Nous allons avoir une émission
bien originale dimanche prochain, puisqu'il va être question du Maghreb, d'Histoire,
mais pas d'un nouveau livre d'Histoire puisqu'il s'agit en fait d'un livre sur
"l'Histoire des Historiens". Mon invité sera Pierre Vermeren. Les
auditeurs de ma série le connaissent bien, je ne compte plus les émissions où
il nous a fait l'honneur de passer sur notre antenne. Rappelons qu'il est historien de formation, arabisant, maître de conférences en Histoire du Maghreb
contemporain à l’Université Paris I Panthéon-Sorbonne, et
qu'il a consacré plusieurs ouvrages à ces pays et en particulier au Maroc, où
il a été longtemps enseignant. Alors le livre dont nous allons parler
a un titre un peu étonnant : "Misère de l'historiographie du
"Maghreb" post colonial, 1962-2012", c'est édité aux
"Publications de la Sorbonne", et disons-le, c'est un ouvrage tout à
fait technique où il fait un point extraordinairement détaillé de
l'historiographie française sur ces pays - avec un aperçu plus rapide sur la
recherche historique au Maghreb même et dans certains pays étrangers. L'historiographie,
c'est à dire la manière avec laquelle on écrit l'Histoire, n'est pas quelque
chose de secondaire ; et il faut s'intéresser au sujet en profondeur, comme il
l'a fait, pour réaliser qu'elle est le fruit d'enjeux idéologiques, qu'elle
reflète aussi l'état de la société à un moment donné, mais en même temps
qu'elle façonne notre vision du monde extérieur ; et c'est particulièrement
important lorsqu'il s'agit de pays avec lesquels la France a tissé tant de
liens. Or justement, et c'est le paradoxe qu'illustre son livre, c'est
précisément depuis qu'ils sont indépendants que les Etats du Maghreb ont
disparu peu à peu du paysage académique français.

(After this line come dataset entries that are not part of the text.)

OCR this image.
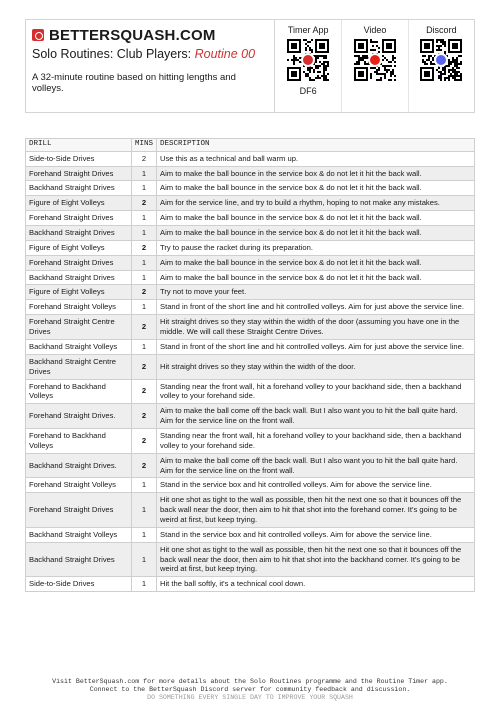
BETTERSQUASH.COM
Solo Routines: Club Players: Routine 00
A 32-minute routine based on hitting lengths and volleys.
Timer App
DF6
Video	Discord
DRILL	MINS	DESCRIPTION
Side-to-Side Drives	2	Use this as a technical and ball warm up.
Forehand Straight Drives	1	Aim to make the ball bounce in the service box & do not let it hit the back wall.
Backhand Straight Drives	1	Aim to make the ball bounce in the service box & do not let it hit the back wall.
Figure of Eight Volleys	2	Aim for the service line, and try to build a rhythm, hoping to not make any mistakes.
Forehand Straight Drives	1	Aim to make the ball bounce in the service box & do not let it hit the back wall.
Backhand Straight Drives	1	Aim to make the ball bounce in the service box & do not let it hit the back wall.
Figure of Eight Volleys	2	Try to pause the racket during its preparation.
Forehand Straight Drives	1	Aim to make the ball bounce in the service box & do not let it hit the back wall.
Backhand Straight Drives	1	Aim to make the ball bounce in the service box & do not let it hit the back wall.
Figure of Eight Volleys	2	Try not to move your feet.
Forehand Straight Volleys	1	Stand in front of the short line and hit controlled volleys. Aim for just above the service line.
Forehand Straight Centre Drives	2	Hit straight drives so they stay within the width of the door (assuming you have one in the middle. We will call these Straight Centre Drives.
Backhand Straight Volleys	1	Stand in front of the short line and hit controlled volleys. Aim for just above the service line.
Backhand Straight Centre Drives	2	Hit straight drives so they stay within the width of the door.
Forehand to Backhand Volleys	2	Standing near the front wall, hit a forehand volley to your backhand side, then a backhand volley to your forehand side.
Forehand Straight Drives.	2	Aim to make the ball come off the back wall. But I also want you to hit the ball quite hard. Aim for the service line on the front wall.
Forehand to Backhand Volleys	2	Standing near the front wall, hit a forehand volley to your backhand side, then a backhand volley to your forehand side.
Backhand Straight Drives.	2	Aim to make the ball come off the back wall. But I also want you to hit the ball quite hard. Aim for the service line on the front wall.
Forehand Straight Volleys	1	Stand in the service box and hit controlled volleys. Aim for above the service line.
Forehand Straight Drives	1	Hit one shot as tight to the wall as possible, then hit the next one so that it bounces off the back wall near the door, then aim to hit that shot into the forehand corner. It's going to be weird at first, but keep trying.
Backhand Straight Volleys	1	Stand in the service box and hit controlled volleys. Aim for above the service line.
Backhand Straight Drives	1	Hit one shot as tight to the wall as possible, then hit the next one so that it bounces off the back wall near the door, then aim to hit that shot into the backhand corner. It's going to be weird at first, but keep trying.
Side-to-Side Drives	1	Hit the ball softly, it's a technical cool down.
Visit BetterSquash.com for more details about the Solo Routines programme and the Routine Timer app.
Connect to the BetterSquash Discord server for community feedback and discussion.
DO SOMETHING EVERY SINGLE DAY TO IMPROVE YOUR SQUASH
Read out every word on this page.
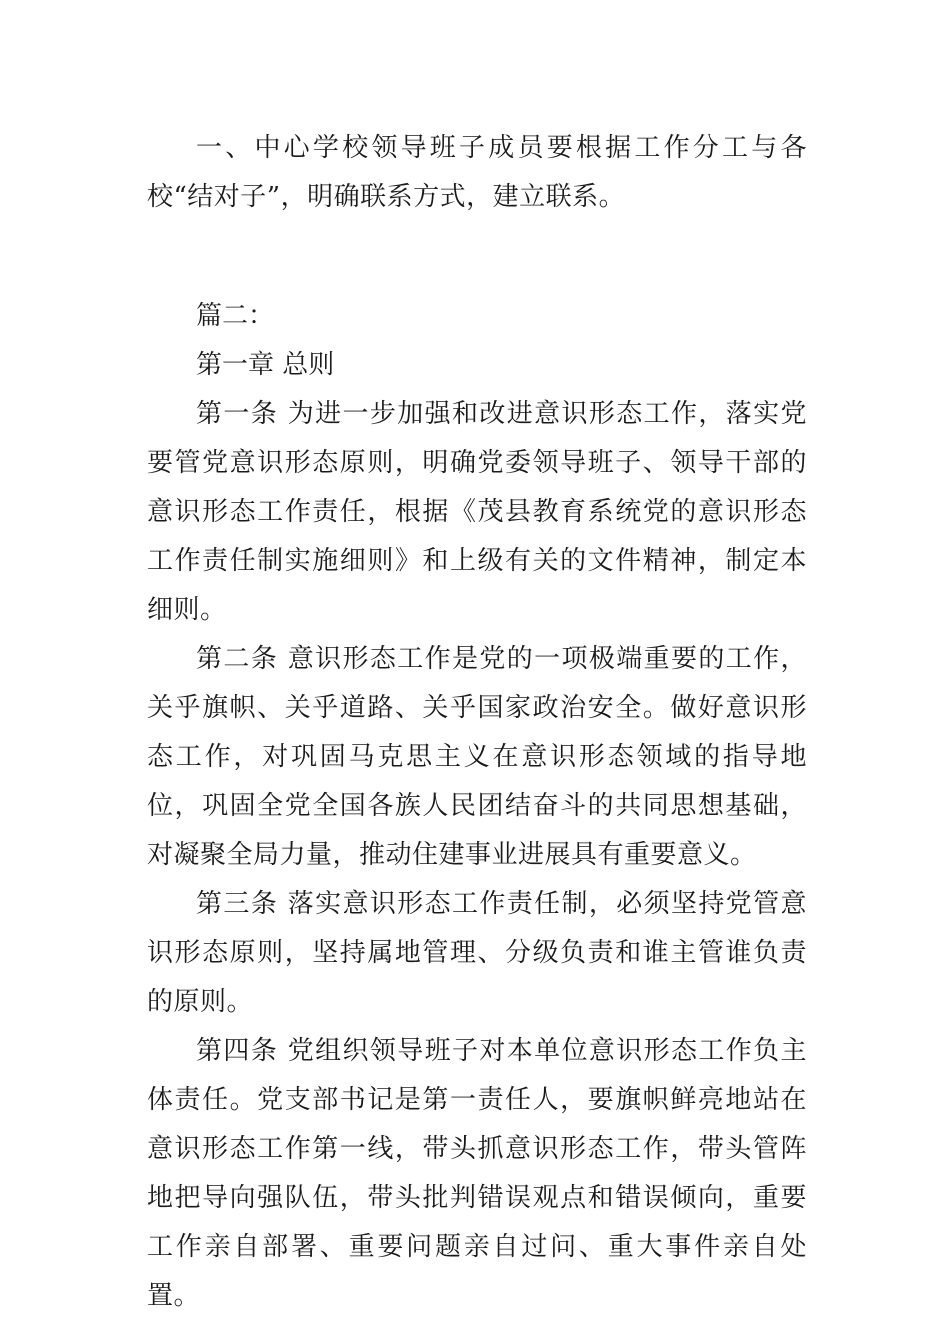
一、中心学校领导班子成员要根据工作分工与各校“结对子”，明确联系方式，建立联系。

篇二：

第一章 总则

第一条 为进一步加强和改进意识形态工作，落实党要管党意识形态原则，明确党委领导班子、领导干部的意识形态工作责任，根据《茂县教育系统党的意识形态工作责任制实施细则》和上级有关的文件精神，制定本细则。

第二条 意识形态工作是党的一项极端重要的工作，关乎旗帜、关乎道路、关乎国家政治安全。做好意识形态工作，对巩固马克思主义在意识形态领域的指导地位，巩固全党全国各族人民团结奋斗的共同思想基础，对凝聚全局力量，推动住建事业进展具有重要意义。

第三条 落实意识形态工作责任制，必须坚持党管意识形态原则，坚持属地管理、分级负责和谁主管谁负责的原则。

第四条 党组织领导班子对本单位意识形态工作负主体责任。党支部书记是第一责任人，要旗帜鲜亮地站在意识形态工作第一线，带头抓意识形态工作，带头管阵地把导向强队伍，带头批判错误观点和错误倾向，重要工作亲自部署、重要问题亲自过问、重大事件亲自处置。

Comme il l'écrit en
introduction, les recherches restent denses sur la période coloniale, mais leur
Histoire des cinquante dernières années n'a presque pas intéressé nos
historiens : d'où, je le cite, "l'indigence globale du débat public sur
l'Afrique du Nord, jusqu'au "printemps arabe" de l'hiver 2011".
Parmi les questions que je
poserai à Pierre Vermeren :
- Vous décrivez "les
méthodes classiques de l'historien : description des faits, prééminence des
archives et de la chronologie sur l'analyse, croisement des sources, critique
interne et externe des documents". Est-ce que ces règle sont généralement
suivies, ou bien non ?
- Le récit colonial français
a eu des inflexions par rapport à l'identité des peuples d'Afrique du Nord : on
a l'impression qu'ils ont été alternativement présentés à l'époque comme des
Arabes et comme des Berbères, pourquoi ? On a l'impression que pendant la
conquête et après, les anthropologues avaient une connaissance extrêmement fine
de ces populations, mais que le fait d'avoir utilisé cette science à des fins
de domination a complètement tétanisé ensuite la recherche universitaire française
: d'où l'idée partagée aujourd'hui par les pouvoirs politiques de part et
d'autre de la Méditerranée, que l'on a affaire, en gros, aux mêmes
"Arabes", dans le Golfe et en Algérie ou au Maroc.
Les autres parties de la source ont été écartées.